Krauthammer: Conservatives Must 'Fall on Their Swords' to Replace ObamaCare
On "Special Report" tonight, Charles Krauthammer reacted to the release of the Congressional Republican leadership's ObamaCare replacement plan, saying that some conservatives will have to "fall on their swords" in order for its passage to be successful.
Several top conservatives, including Sen. Rand Paul (R-Ky.), have said they will not support a bill that would classify as "ObamaCare Lite."
Last week, Paul said on "The First 100 Days" that reported similarities between ObamaCare and the new bill amounted to "Democrat ideas dressed up in Republican clothing."
However, Krauthammer said such overtures like Paul's could spell doom for President Trump's promise to repeal-and-replace ObamaCare in short order.

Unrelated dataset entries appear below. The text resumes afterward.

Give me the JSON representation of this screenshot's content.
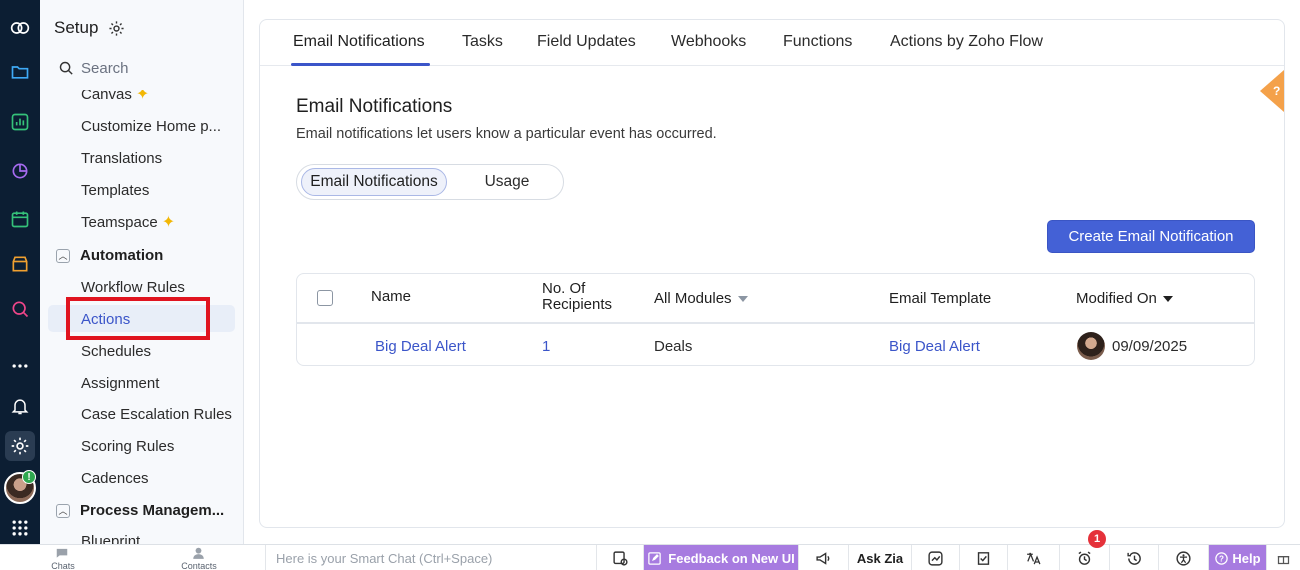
{
  "sidebar": {
    "title": "Setup",
    "search_placeholder": "Search",
    "items_top": [
      "Canvas",
      "Customize Home p...",
      "Translations",
      "Templates",
      "Teamspace"
    ],
    "automation_label": "Automation",
    "automation_items": [
      "Workflow Rules",
      "Actions",
      "Schedules",
      "Assignment",
      "Case Escalation Rules",
      "Scoring Rules",
      "Cadences"
    ],
    "process_label": "Process Managem...",
    "process_items": [
      "Blueprint"
    ]
  },
  "tabs": [
    "Email Notifications",
    "Tasks",
    "Field Updates",
    "Webhooks",
    "Functions",
    "Actions by Zoho Flow"
  ],
  "content": {
    "title": "Email Notifications",
    "description": "Email notifications let users know a particular event has occurred.",
    "segment_on": "Email Notifications",
    "segment_off": "Usage",
    "create_button": "Create Email Notification",
    "help_tab": "?"
  },
  "table": {
    "headers": {
      "name": "Name",
      "recipients_line1": "No. Of",
      "recipients_line2": "Recipients",
      "modules": "All Modules",
      "template": "Email Template",
      "modified": "Modified On"
    },
    "rows": [
      {
        "name": "Big Deal Alert",
        "recipients": "1",
        "module": "Deals",
        "template": "Big Deal Alert",
        "modified": "09/09/2025"
      }
    ]
  },
  "bottombar": {
    "chats": "Chats",
    "contacts": "Contacts",
    "smartchat_placeholder": "Here is your Smart Chat (Ctrl+Space)",
    "feedback": "Feedback on New UI",
    "ask_zia": "Ask Zia",
    "help": "Help",
    "notification_count": "1"
  },
  "colors": {
    "accent": "#3b55c9",
    "rail": "#0c1e33",
    "highlight": "#e0141f",
    "purple": "#a77be0"
  }
}
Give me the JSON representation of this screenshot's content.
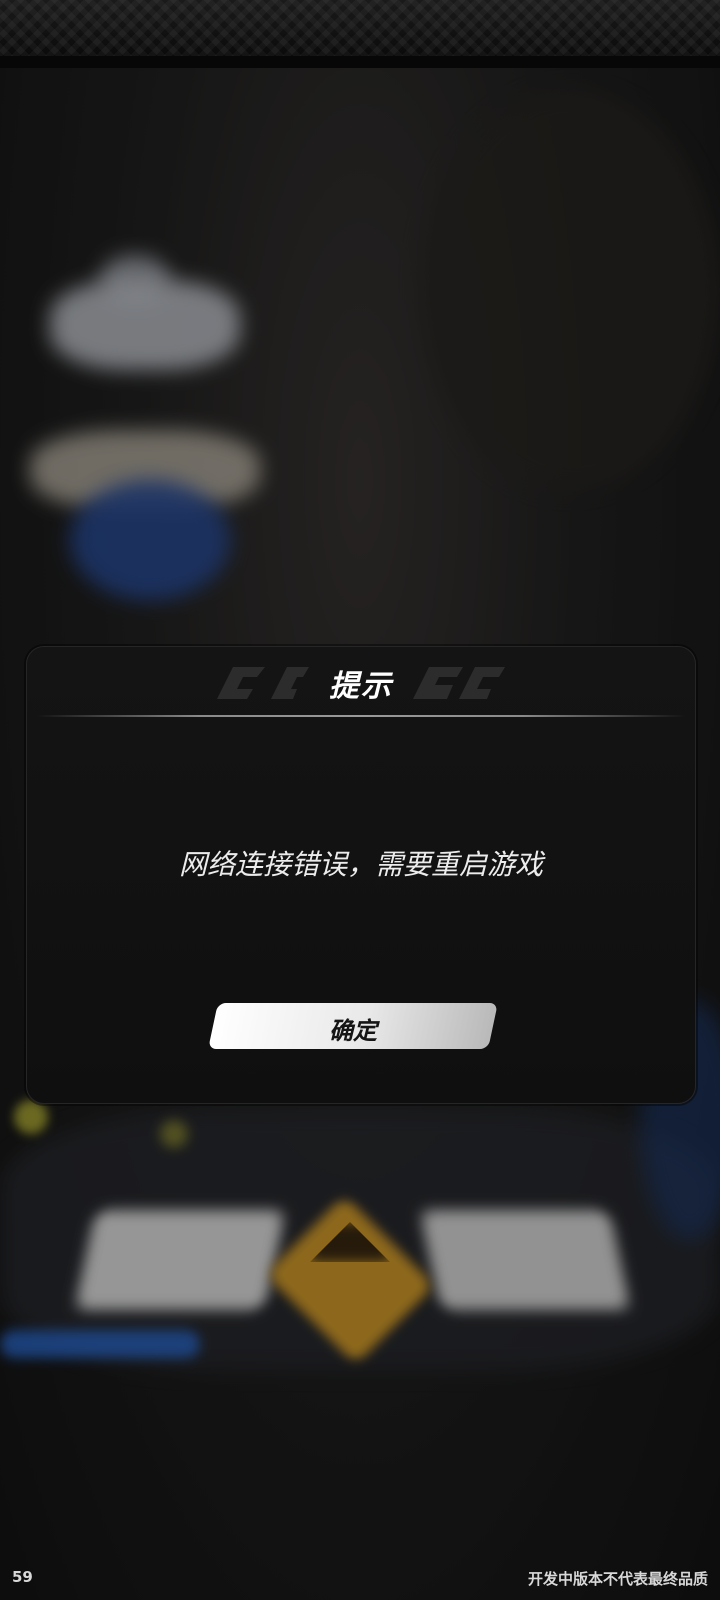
{
  "dialog": {
    "title": "提示",
    "message": "网络连接错误，需要重启游戏",
    "confirm_label": "确定"
  },
  "footer": {
    "fps": "59",
    "build_note": "开发中版本不代表最终品质"
  },
  "colors": {
    "dialog_bg": "#141414",
    "button_bg": "#ffffff",
    "accent_gold": "#d9a02c",
    "accent_blue": "#2d6ed6"
  }
}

Paul and his conservative counterparts in the House Freedom Caucus are wary of funding government entitlements through taxpayer monies or regulating any mandates.
"In the end ... the conservatives are going to have to fall on their swords," Krauthammer said. "There is no way they can... eliminate the entitlements. I think it would destroy the presidency."
Krauthammer said it is difficult to rollback an entitlement after it has been established, and said former President Obama effectively made permanent at least one or more health care entitlements.
If conservatives were to, instead, ask the Trump administration to give into their demands for a more fiscally-conservative replacement bill, it would be "disastrous" on the part of the conservatives, Krauthammer said.
Earlier on "Special Report," House Ways and Means Chairman Kevin Brady (R-Texas) said the new bill, posted at readthebill.gop, repeals all taxes and subsidies on the current Affordable Care Act and instead offers the same tax breaks to individual workers as the government would to businesses.
"This really fits what Americans need," Brady said.
On entitlements, House Energy Committee Chairman Gregory Walden (R-Ore.) said the new bill doesn't "pull the rug out from under people" who now depend on some form of subsidy.
"We create a market that's affordable and available and that works," Walden said.